British academic Rehan Qayoom, in his paper about the book, found that it shows that "the life-choices of mothers, pushed by a system of obstetric norms, are literally destroying life right from birth. The use of ‘dummies’ is shown to be closely linked to babies’ developmental problems in motor skills, breathing, speaking and swallowing whereas those who are breastfed, by and large, have superior speech and are more eloquent than (as breastfeeding helps the tongue develop) those who are bottle-fed formula; leading to language and communication problems leading, in their turn, to emotional and social problems, and develop all sorts of allergies and intolerances."A number of other critics focused on the sensationalistic aspects of the book.
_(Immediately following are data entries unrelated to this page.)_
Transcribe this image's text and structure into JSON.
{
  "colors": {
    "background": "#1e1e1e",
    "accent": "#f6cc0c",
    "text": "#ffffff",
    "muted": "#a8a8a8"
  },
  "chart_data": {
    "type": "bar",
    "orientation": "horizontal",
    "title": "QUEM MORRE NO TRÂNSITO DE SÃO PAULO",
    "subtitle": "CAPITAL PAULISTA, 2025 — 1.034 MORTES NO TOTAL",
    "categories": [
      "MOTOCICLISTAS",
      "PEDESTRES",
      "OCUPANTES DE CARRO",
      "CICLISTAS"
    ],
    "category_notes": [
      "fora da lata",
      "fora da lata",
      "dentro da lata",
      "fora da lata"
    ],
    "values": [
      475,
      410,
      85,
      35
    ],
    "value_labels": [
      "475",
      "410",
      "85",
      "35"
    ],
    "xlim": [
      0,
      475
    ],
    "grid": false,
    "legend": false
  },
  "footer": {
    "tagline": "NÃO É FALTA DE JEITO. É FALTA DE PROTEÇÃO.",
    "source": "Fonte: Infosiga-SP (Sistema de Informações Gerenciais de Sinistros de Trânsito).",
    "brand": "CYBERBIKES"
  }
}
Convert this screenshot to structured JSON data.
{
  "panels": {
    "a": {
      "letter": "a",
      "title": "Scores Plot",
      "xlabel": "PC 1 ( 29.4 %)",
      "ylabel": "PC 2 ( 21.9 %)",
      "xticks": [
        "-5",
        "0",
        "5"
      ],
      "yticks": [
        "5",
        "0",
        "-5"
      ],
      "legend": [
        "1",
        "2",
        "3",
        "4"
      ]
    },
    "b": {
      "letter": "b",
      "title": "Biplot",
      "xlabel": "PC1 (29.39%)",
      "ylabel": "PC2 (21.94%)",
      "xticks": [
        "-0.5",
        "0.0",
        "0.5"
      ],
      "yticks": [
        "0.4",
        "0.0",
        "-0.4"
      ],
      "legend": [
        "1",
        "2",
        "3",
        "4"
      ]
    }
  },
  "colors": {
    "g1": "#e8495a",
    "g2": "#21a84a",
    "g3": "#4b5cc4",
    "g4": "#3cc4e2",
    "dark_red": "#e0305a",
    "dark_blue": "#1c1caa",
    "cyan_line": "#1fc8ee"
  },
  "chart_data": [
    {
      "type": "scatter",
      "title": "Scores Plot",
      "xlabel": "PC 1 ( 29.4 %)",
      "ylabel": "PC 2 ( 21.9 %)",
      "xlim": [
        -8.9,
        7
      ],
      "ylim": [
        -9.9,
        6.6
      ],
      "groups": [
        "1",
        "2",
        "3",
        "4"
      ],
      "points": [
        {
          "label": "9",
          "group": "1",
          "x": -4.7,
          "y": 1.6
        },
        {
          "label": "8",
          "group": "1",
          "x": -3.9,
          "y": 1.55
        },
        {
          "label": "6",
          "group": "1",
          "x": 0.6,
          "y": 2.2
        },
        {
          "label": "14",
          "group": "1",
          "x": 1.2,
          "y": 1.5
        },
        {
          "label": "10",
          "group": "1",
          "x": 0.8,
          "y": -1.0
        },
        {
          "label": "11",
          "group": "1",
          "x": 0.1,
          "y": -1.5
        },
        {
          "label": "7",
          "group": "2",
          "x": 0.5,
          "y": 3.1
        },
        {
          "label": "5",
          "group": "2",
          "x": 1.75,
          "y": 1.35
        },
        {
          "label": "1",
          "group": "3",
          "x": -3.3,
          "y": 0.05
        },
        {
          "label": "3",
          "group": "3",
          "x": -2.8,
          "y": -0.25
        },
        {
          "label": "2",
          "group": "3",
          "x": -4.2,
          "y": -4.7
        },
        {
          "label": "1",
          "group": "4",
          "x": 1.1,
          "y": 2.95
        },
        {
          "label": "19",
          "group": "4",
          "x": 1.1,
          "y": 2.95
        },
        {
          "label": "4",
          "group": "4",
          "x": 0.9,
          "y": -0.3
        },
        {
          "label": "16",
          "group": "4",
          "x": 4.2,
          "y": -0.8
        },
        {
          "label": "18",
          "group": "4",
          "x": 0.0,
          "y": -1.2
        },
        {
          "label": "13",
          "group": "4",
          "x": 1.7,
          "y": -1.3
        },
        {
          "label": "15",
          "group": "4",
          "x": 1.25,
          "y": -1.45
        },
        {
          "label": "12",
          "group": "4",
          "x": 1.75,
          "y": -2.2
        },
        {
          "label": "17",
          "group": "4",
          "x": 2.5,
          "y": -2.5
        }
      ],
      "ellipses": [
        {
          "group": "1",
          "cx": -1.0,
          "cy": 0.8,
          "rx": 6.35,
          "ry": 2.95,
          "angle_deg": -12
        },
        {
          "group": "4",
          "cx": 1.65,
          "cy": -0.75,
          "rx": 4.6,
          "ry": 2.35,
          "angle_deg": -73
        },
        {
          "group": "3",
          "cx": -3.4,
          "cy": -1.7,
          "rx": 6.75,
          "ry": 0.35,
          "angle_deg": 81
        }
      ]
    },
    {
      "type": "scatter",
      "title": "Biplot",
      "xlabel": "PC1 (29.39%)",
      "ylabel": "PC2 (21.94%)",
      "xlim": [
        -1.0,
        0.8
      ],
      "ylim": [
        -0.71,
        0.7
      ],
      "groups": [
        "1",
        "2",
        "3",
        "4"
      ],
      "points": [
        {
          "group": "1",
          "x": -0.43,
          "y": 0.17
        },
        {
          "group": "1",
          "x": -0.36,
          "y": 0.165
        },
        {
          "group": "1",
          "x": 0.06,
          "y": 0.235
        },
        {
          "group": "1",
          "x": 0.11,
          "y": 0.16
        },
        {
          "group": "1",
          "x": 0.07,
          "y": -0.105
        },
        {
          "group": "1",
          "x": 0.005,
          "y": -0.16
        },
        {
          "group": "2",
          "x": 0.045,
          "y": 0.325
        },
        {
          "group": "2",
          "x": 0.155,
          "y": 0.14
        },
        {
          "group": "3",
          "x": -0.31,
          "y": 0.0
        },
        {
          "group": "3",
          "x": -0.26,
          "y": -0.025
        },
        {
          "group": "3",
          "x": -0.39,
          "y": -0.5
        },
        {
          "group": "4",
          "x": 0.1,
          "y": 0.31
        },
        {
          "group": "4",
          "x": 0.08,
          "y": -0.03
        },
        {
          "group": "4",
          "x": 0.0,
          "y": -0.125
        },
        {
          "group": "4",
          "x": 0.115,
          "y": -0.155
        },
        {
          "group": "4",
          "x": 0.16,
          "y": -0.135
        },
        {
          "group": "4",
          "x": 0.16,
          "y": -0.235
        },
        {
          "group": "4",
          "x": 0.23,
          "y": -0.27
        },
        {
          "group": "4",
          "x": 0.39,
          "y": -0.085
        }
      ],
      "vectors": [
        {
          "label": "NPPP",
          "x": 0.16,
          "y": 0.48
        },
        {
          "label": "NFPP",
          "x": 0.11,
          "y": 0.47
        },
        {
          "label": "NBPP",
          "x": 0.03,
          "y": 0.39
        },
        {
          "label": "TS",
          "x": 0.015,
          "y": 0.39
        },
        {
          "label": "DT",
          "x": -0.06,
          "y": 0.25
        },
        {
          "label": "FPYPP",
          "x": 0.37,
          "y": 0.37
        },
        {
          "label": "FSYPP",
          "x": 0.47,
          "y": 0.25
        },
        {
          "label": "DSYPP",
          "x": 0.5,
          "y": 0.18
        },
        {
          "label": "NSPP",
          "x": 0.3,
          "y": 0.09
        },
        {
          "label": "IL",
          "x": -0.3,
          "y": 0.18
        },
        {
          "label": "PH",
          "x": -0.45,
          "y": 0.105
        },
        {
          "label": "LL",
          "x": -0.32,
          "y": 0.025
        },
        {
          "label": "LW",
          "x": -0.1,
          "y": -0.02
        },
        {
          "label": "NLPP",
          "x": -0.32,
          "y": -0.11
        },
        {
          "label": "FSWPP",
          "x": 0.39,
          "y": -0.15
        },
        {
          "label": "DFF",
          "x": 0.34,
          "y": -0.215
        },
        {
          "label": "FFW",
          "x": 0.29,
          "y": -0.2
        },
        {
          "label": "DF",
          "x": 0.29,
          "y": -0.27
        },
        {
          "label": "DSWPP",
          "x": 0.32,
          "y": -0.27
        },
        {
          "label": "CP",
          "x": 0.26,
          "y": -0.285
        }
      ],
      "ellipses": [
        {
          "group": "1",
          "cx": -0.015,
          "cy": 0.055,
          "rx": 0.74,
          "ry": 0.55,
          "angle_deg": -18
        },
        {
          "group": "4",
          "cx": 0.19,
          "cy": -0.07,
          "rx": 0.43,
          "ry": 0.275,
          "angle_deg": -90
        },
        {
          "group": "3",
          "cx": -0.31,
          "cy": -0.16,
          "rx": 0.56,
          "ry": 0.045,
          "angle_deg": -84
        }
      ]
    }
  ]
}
In The Australian, Joanne Tran wrote, "A rockstar feminist has sought to go deeper into the link between sexual preferences and earliest infant experiences. The use of dummies, bottle teats and even feeding tubes can all resonate later in adulthood with sexual fetishes. To be specific, she argues babies exposed to textures like silicone may grow to have an attraction to sex dolls. This exposure would have to exist alongside factors like the absence of a loving maternal figure, or sustained abuse and neglect."